If you mean that it doesn't transform under the symmetry (or I guess more properly that it transforms as a 0 representation of the group), then the part of the covariant derivative containing the gauge field will vanish when acting on this field, but the standard derivative will still hang around. However, it will only vanish in the coupling to that field, not to any fields which actually transform non-trivially under the symmetry.
Hope that helps!

​@@zapphysics Wow, thank you for always giving such extensive answers!
So having a non-zero charge tells us how much the gauge transformation affects the field.
A zero charge means the field "transforms trivially", so no change at all.
I think my confusion was exactly the difference between your last two paragraphs. A trivial transformation is still a local symmetry.
So the "amount" of charge is a distinct property of the fields, which is restricted to representations of the gauge group.
And that is why we (sometimes) need to talk about it separately.
How is that related to the psibar*psi term in the derivative here czcams.com/video/qtf6U3FfDNQ/video.html ? Or am I misunderstanding which derivative that is?

@narfwhals7843 ah, this term comes exactly from trying to take the derivative of the gauge-transformed field. I apologize in advance for the formatting, but when I take psi-> exp(i*e*theta(x))*psi and psibar -> psibar*exp(-i*e*theta(x)), where e is the charge of the field and theta(x) is the spacetime-dependent transformation parameter, the impertant terms with the derivative of psi transform as psibar*dpsi/dx -> psibar*(dpsi/dx + i*e*psi*dtheta/dx). The first term isn't a problem, since this is the term we started with, but the second term is an issue, since it adds a term we didn't have before, which is clearly an issue for a symmetry. However, when we have a gauge-covariant derivative, we also have a coupling like psibar*i*e*A*psi where A is the gauge field. Under a gauge transformation, the gauge field also transforms like A -> A - dtheta/dx. So, when we add this all together, the combined transformation of the gauge field as well as the local transformation of the charged fields exactly cancel, leaving the theory invariant under the combined transformation. Note that this is exactly related to the fact that the charge in the transformation is the same as the charge in the gauge-covariant derivative: the transformation of the gauge field makes no reference to the particular charge of any one field, so in order for the cancellation to happen correctly, the gauge field needs to paired with the appropriate charge in the covariant derivative acting on the field.
Now, this story gets slightly more complicated for a non-abelian group, but the general idea is the same. Just replace the charge with the appropriate generators of the group corresponding to the representation of the given field.

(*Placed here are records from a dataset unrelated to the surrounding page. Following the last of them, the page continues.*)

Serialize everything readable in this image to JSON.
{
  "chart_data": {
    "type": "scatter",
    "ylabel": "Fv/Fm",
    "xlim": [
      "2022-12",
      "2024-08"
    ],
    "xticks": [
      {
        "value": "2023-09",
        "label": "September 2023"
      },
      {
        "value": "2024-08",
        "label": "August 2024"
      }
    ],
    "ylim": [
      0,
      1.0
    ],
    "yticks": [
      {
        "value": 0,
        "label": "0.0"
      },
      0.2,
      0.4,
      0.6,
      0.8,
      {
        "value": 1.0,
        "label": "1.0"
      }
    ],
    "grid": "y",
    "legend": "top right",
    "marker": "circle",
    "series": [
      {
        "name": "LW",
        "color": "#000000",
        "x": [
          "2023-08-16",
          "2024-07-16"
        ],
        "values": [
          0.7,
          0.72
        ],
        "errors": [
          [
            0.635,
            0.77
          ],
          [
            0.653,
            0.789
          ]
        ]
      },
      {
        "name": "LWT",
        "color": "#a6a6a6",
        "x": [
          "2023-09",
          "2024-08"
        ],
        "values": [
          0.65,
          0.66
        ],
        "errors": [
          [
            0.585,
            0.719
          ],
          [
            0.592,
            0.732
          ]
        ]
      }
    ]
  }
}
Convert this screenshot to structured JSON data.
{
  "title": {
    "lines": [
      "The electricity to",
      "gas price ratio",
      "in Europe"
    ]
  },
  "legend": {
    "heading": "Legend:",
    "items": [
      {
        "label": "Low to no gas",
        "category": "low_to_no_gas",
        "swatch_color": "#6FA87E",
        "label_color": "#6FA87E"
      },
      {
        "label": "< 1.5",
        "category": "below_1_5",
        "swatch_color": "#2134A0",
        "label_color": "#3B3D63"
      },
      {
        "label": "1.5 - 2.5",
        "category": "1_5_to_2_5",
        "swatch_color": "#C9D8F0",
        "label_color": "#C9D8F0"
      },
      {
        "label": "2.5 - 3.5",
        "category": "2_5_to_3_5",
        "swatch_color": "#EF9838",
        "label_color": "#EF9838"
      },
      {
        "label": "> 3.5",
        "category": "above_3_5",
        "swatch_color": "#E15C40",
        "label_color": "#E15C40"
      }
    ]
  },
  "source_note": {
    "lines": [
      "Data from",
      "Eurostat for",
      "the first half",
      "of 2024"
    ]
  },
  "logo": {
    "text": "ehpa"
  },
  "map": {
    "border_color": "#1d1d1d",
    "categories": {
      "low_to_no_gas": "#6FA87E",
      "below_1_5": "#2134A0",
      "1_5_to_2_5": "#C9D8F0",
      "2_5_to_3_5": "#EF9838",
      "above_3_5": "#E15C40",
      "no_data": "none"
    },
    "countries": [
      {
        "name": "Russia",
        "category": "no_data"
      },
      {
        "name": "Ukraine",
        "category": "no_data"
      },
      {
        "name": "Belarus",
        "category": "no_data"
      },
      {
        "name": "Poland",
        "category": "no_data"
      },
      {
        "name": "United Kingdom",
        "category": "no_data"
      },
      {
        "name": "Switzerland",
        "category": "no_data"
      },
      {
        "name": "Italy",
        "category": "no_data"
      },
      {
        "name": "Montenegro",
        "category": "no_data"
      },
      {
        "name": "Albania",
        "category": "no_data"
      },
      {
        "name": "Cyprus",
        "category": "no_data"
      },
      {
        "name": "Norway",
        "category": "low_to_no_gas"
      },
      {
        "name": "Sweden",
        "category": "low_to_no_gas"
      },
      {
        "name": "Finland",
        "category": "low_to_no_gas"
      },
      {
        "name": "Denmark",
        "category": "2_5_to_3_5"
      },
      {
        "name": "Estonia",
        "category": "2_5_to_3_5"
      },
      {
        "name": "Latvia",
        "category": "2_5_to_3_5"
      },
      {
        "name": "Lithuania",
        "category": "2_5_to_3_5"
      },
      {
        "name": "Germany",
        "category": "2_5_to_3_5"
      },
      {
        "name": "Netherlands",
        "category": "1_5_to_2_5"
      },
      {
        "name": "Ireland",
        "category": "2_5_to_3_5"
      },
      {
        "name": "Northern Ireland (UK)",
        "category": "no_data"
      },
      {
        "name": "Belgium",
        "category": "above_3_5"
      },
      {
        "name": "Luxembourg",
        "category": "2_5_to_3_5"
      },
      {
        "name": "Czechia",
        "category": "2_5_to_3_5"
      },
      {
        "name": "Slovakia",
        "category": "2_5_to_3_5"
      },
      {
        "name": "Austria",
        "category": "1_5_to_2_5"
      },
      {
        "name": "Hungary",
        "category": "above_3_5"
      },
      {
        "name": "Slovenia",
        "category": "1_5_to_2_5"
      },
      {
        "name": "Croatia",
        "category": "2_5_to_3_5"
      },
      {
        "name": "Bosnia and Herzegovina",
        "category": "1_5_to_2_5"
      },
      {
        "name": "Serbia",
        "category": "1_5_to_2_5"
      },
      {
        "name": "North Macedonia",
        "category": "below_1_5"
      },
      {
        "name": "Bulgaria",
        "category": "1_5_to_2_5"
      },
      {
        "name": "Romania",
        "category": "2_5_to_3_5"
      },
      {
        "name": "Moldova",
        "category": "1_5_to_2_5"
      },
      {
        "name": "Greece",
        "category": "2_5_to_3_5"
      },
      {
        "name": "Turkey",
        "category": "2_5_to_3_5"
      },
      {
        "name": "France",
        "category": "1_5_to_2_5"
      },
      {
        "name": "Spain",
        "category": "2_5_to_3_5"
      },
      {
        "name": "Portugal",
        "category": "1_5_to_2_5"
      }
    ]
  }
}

@@zapphysics Thank you, this was very helpful!

@Wittgenstein bro this is a bit of a tricky question that should be approached a bit carefully. The first point to make is that the idea of virtual particles _comes from perturbation theory_ and really should be considered a mathematical tool we use to approximate calculations, not as a comment on anything physically happening. So, if we have a strongly-coupled theory like low-energy QCD where perturbation theory breaks down, it doesn't make sense to talk in terms of virtual particles anymore. Really, it doesn't even make sense to talk about particles in general, since a particle picture of an interacting quantum field theory assumes that an excitation of an interacting quantum field will behave very similar to that of a free field (where excitations look exactly like particles) with corrections coming from the interaction which are calculated using perturbation theory. When we have a strongly-coupled theory, this assumption breaks down and excitations of a strongly-interacting quantum field theory will look very different from the free-field, particle-like approximation.
So, it isn't so much that gluons are always virtual particles as much as the dynamics of the gluon field at low energies does not resemble particle-like behavior anymore.